PS You didn't get Artist from the original CD via normalization, since you introduced a new column. But assume table Artist has the obvious meaning. Why do you think it "again is not in third normal form as far as I understand it"? If artist -> year in the original CD then it also does in Artist. But then {artist} is, with {artist_id}, a CK (candidate key) of Artist, and Artist is in 3NF (and 5NF).
From your question's original version plus the current one, you have a proposed base table CD with columns cd_id, title, group & year, holding tuples where cd cd_id titled title was made by group group that formed in year year. Column cd_id is unique, hence is a CK. FD {group} -> year also holds.
Normalization does not introduce new column names. It replaces a proposed base table by others, each with a smaller subset of its columns, that always join to what its value would have been. Normalization up to BCNF is based on FDs (functional dependencies), which are also what determine the CKs of a base table. So your question does not contain a decomposition. A possible decomposition reminiscent of your question, which might or might not have any particular properties, would be to tables with column sets {cd_id, title, group} and {group, year}.
Other FDs hold in the original. Some hold because of what the columns are; some hold because of the CK; some hold because {group} -> year holds; in general, certain ones hold because all three of those do. And maybe others hold because of what tuples are supposed to go into the relation and what situations can arise. You need to decide for every possible FD whether it holds.
Of course, you might have been told that the only ones that hold are the ones that have to hold under those circumstances. But you won't have been told that the only FD that holds is {group} -> year, because there are trivial FDs and every superset of a CK functionally determines every set of columns.
One definition of 3NF is that a relation is in 2NF and no non-prime column is transitively functionally dependent on any CK. (Notice each condition involves other definitions.) If you want to use this to find out whether your relation is in 3NF then you next need to find out what all the CKs are. You can do this fastest via an appropriate algorithm, but you can just see which sets of columns functionally determine every column but don't contain a smaller such set, since those are the CKs. Then check the two conditions in the definition.
If you want to normalize to 3NF then you need to follow an algorithm for decomposing to 3NF. You don't explain what process you think you should follow.

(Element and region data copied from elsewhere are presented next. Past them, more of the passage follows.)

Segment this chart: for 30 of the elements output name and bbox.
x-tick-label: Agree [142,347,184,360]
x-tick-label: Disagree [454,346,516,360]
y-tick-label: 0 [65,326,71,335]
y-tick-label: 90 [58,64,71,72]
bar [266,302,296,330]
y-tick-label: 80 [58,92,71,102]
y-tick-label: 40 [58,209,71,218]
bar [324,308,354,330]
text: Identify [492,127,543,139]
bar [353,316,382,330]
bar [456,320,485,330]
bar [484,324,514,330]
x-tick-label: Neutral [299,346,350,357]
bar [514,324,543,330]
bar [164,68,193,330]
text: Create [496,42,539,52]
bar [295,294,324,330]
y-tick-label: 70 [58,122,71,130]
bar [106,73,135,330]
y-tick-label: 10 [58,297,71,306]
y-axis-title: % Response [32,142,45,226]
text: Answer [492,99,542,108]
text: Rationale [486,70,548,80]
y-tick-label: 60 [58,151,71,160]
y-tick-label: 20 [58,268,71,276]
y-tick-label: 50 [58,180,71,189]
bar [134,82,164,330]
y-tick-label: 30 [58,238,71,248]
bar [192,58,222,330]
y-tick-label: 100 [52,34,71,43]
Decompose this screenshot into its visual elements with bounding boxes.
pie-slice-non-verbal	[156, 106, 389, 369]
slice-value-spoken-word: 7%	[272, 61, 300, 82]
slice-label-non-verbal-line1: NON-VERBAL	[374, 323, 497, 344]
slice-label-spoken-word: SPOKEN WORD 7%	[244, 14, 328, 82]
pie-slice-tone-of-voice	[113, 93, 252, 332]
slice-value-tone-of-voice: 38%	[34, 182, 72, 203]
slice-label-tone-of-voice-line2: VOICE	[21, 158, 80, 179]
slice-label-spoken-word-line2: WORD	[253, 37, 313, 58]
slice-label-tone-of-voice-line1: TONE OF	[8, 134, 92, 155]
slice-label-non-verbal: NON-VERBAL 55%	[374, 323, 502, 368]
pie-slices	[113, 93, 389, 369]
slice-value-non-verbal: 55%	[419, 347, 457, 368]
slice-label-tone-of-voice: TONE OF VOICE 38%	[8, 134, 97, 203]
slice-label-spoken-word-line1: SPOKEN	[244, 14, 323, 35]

But if you aren't following a proven algorithm then whatever components you pick might or might not always join to the original and might or might not each be in any particular higher normal form. Note that examples of decompositions you have seen are not presentations of decomposition algorithms.
The NF (normal form) definitions give conditions that a relation must meet to be in that NF. They don't tell you how to nonloss decompose (preserving FDs when possible) to relations in higher NFs. People have worked out algorithms for producing decompositions to particular NFs. (And decomposing to a given NF doesn't in general involve first decomposition to lower NFs. Going through lower NFs can actually prevent good higher-NF decompositions of the original from being generated when you get to decomposing per a higher NF.)
You may also not realize that when some FDs hold, certain other ones must hold. The latter can be determined via Armstrong's axioms from the former. So just because you decomposed to get rid of a particular FD whose presence violates a particular NF doesn't mean there weren't a bunch of other ones that violated it that you didn't deal with. They can be present in the new components. Or they can be not present in problematic ways, so that you have not "preserved" them when you could have, leading to poor designs.
Learn about specific NF algorithms, and for that matter NFs and normalization itself, in a college/university textbook/course/presentation. Many are online.